Jeudi, 23 mai 2013

Depuis dix ans, le mensuel de la gauche du PS anime le débat

VENDREDI 21 SEPTEMBRE 2012

PRESSE • Lancé il y a dix ans, «Pages de gauche» se voulait un outil indépendant au service de l’aile gauche du parti. Il a un peu évolué avec le temps.

Mensuel romand «d’opinions socialistes», Pages de gauche fête cette année ses dix ans d’existence. Un bail pour une publication indépendante exclusivement animée par des militants et financée par ses seuls abonnés. Pour marquer le coup, la rédaction vient d’éditer un recueil d’articles et de textes originaux retraçant le projet politique à la base de cette aventure1 (éd. L’Aire). L’ouvrage sera verni jeudi 27 septembre à Lausanne lors d’une soirée anniversaire2. Entretien avec Antoine Chollet, secrétaire de rédaction, l’une des chevilles ouvrières du journal.

Quels étaient les objectifs des fondateurs de Pages de gauche?
Ce sont essentiellement des militants romands de la gauche du Parti socialiste (PS) qui ont lancé le journal. L’un des objectifs était donc de peser sur les débats internes au PS. Mais pas seulement: le projet s’est voulu ouvert et a aussi intégré dès le départ des personnalités des milieux syndicaux, associatifs et des membres des Verts. Il s’agissait d’en faire un lieu de confrontation des idées utile à l’ensemble de la gauche. Le dénominateur commun est la volonté de faire vivre la tradition du socialisme démocratique, qui rejette tant le réformisme que les systèmes autoritaires et les partis ou les syndicats bureaucratisés. Nous pensons que la transformation de la société se fait d’abord grâce aux millions de femmes et d’hommes qui le veulent.

Estimez-vous avoir réussi à influencer la ligne du PS?
Le bilan est contrasté. D’un côté, le positionnement actuel du PS est quand même plus à gauche qu’au début des années 2000, période du blairisme triomphant et de l’appel à un recentrage du PS suisse par les auteurs du Manifeste du Gurten (dont l’actuelle conseillère fédérale Simonetta Sommaruga, ndlr). Et puis de nombreuses personnes qui ont participé à l’aventure du journal ont aujourd’hui accédé à des postes à responsabilités. Pour l’anecdote, lors du retrait de Micheline Calmy-Rey, les quatre candidats à sa succession au Conseil fédéral avaient écrit dans Pages de gauche.

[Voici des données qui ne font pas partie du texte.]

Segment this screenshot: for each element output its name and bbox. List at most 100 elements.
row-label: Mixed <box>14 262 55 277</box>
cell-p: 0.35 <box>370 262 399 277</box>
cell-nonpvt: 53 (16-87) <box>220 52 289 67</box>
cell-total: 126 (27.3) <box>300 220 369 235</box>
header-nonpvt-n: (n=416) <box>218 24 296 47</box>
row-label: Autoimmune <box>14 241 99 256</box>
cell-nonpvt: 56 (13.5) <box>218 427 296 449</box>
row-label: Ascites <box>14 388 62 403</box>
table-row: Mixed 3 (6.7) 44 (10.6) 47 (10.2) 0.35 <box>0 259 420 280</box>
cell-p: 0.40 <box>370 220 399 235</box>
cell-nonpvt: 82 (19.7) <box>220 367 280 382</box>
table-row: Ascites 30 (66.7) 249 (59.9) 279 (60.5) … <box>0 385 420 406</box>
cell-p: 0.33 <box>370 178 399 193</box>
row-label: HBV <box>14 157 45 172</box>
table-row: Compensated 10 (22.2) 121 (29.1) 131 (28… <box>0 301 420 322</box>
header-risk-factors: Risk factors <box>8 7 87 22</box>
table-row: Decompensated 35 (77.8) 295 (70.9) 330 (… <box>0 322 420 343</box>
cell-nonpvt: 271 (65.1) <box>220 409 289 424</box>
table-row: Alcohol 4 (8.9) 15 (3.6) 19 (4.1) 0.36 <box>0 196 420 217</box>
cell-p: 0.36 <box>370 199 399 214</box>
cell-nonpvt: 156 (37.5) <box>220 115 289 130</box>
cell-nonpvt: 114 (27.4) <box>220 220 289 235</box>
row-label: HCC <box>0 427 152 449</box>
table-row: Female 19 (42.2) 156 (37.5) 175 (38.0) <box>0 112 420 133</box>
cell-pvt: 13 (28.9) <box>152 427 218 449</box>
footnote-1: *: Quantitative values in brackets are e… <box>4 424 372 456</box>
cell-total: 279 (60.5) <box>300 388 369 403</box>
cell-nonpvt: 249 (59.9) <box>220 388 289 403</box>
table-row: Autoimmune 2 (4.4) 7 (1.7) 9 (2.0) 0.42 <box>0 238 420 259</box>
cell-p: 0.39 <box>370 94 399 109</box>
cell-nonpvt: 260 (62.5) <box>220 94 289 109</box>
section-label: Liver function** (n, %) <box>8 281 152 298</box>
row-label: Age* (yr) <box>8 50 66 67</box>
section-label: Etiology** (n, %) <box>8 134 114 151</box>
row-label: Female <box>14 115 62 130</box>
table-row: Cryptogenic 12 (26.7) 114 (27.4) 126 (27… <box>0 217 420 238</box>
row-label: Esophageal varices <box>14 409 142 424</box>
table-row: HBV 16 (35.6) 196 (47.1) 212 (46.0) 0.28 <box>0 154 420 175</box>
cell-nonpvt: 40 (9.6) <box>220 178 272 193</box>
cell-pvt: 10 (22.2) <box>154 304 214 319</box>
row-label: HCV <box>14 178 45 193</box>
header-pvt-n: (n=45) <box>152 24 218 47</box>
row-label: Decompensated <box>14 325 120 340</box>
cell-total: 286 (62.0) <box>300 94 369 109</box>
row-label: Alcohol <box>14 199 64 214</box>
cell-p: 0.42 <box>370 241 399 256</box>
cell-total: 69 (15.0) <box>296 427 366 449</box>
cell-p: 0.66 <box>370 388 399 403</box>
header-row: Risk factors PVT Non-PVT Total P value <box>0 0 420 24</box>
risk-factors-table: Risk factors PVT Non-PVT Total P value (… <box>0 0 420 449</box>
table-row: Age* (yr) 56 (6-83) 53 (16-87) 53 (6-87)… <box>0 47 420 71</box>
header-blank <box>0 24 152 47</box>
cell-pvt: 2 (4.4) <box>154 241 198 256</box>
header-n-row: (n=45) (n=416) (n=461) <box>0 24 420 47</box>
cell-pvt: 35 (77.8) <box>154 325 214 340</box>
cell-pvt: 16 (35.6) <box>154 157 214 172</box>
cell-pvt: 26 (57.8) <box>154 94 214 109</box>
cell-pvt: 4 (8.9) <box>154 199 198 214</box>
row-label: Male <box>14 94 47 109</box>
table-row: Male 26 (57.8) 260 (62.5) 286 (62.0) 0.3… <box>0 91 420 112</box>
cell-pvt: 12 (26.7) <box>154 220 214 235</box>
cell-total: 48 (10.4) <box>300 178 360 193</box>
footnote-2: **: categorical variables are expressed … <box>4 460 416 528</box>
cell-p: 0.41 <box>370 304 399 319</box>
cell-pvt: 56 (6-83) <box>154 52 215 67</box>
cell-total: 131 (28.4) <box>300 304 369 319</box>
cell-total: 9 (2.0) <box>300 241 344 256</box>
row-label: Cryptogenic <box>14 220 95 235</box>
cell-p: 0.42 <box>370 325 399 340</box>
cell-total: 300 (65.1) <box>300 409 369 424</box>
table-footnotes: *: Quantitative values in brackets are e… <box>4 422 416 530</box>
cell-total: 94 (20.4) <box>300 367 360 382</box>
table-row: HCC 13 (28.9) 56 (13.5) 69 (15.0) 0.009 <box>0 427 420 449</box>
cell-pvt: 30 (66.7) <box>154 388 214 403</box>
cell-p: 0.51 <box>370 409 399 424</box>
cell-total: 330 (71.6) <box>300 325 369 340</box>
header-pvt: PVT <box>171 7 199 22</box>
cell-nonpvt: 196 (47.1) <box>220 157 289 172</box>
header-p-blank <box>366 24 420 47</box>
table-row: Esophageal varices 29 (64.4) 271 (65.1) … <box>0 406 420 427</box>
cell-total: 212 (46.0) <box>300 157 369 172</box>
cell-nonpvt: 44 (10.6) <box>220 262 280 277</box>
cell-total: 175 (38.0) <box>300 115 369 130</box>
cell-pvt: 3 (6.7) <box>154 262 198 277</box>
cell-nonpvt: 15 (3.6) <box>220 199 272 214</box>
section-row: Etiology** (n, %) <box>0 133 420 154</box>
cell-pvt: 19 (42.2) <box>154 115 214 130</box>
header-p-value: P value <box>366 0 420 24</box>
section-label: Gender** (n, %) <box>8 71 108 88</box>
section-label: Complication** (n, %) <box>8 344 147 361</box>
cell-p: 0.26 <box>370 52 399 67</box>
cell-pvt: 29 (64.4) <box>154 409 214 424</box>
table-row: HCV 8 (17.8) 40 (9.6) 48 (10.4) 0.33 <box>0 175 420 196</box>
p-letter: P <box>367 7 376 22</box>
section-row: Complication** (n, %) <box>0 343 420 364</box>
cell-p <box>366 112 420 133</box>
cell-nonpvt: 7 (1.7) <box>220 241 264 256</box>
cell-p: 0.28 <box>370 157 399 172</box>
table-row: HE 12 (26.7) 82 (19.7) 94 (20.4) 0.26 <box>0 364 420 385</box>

Et les aspects moins positifs?
On constate qu’il reste beaucoup de travail! Le PS n’est pas non plus en voie de gauchisation. Les récentes prises de position sur l’immigration au congrès de Lugano ou les décisions de la majorité rose-vert à la Municipalité de Lausanne sur la mendicité et la sécurité sont là pour nous le rappeler. Et dans ce dernier exemple, plusieurs protagonistes ont eux aussi été proches de Pages de gauche. Une fois au pouvoir, les gens abandonnent parfois bien vite leurs positions. Enfin, la diminution du nombre de membres du PS au sein de la rédaction – ils sont maintenant minoritaires– indique que l’objectif de peser durablement sur la ligne du parti est loin d’être atteint.

La gauche institutionnelle semble désemparée face à la crise financière et économique. Quel est le point de vue de la rédaction?
Il est pluraliste, comme sur beaucoup d’autres sujets. Une partie développe une vision keynésienne, à savoir qu’on assiste à la faillite du capitalisme dérégulé qui s’est mis en place à partir des années 1970 et que la solution passe par une intervention massive de l’Etat et une nouvelle régulation. L’autre insiste sur le fait qu’on est face à une crise classique de surproduction qui ne peut être résolue qu’en dépassant le système capitaliste lui-même. Car c’est aussi, selon elle, la seule manière de résoudre la crise écologique qui menace l’humanité. I

1Pages de gauche –10 ans – le livre que les patrons n’achèteront pas,  éd. L’Aire.
Site internet: pagesdegauche.ch
2Dès 19h, Pôle-Sud, av. Jean-Jacques Mercier 3.